Su Attribuzioni di Antonio Vangone
Con Attribuzioni (pièdimosca, 2023), Antonio Vangone ci invita a collaborare alla realizzazione della sua opera prima, esplicitando e incoraggiando quella cooperazione interpretativa sempre indispensabile per far funzionare un testo. Io ho accettato l'invito, e le righe che seguono sono un breve resoconto del mio lavoro di attribuzione: di ordine, di senso e di valore.
Parto dall'ultimo punto e dico subito che Attribuzioni è un libro notevole. E lo è, per me, perché trovo che sia un raffinato repertorio di forme brevissime. Un inventario ampio e vario del come poter raccontare con incisività e originalità qualsiasi cosa in poche righe. C'è l'elenco, l'aneddoto, l'appunto, il rapporto, il frammento, la giustapposizione, la contrapposizione, ecc. Il mutare della struttura, poi, fa da contraltare alla costanza della lingua utilizzata: asciutta ma mai piatta, con soluzioni lessicali e sintattiche spesso ricercate e non di rado brillanti.

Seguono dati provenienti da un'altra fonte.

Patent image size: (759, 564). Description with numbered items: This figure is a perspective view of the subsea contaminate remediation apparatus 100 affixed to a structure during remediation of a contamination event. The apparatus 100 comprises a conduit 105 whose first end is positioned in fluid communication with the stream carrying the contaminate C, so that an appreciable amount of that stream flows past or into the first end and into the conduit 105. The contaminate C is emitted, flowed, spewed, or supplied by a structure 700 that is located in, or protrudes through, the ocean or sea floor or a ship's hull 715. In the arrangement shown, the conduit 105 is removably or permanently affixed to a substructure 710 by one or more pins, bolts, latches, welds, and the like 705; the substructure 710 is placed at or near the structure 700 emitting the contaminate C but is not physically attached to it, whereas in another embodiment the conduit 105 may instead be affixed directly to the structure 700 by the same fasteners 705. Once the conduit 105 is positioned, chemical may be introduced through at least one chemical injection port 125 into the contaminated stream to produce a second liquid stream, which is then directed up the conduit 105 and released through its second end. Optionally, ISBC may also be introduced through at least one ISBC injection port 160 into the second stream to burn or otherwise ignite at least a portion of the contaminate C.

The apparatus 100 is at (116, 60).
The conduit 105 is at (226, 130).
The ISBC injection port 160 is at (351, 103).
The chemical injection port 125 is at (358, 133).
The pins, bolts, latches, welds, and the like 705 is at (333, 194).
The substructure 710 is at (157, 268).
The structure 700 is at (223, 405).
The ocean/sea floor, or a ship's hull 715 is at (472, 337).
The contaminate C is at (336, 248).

Tuttavia, la mia predilezione per gli aspetti formali non deve portare a pensare che si tratti di una raccolta di esercizi di stile alla Queneau, che pure apprezzo moltissimo, naturalmente. Nelle cinquantuno prose, infatti, c'è tanto il quotidiano quanto il fantastico, c'è il verosimile e l'assurdo, ci sono ricordi, amicizie, lutti, amori, c'è ironia e malinconia. Insomma, c'è la vita, che lungi dall'essere un grande romanzo è sempre stata – ancora una volta, per me – un susseguirsi di episodi minimi, reali e immaginari, tra i quali provare a mettere ordine.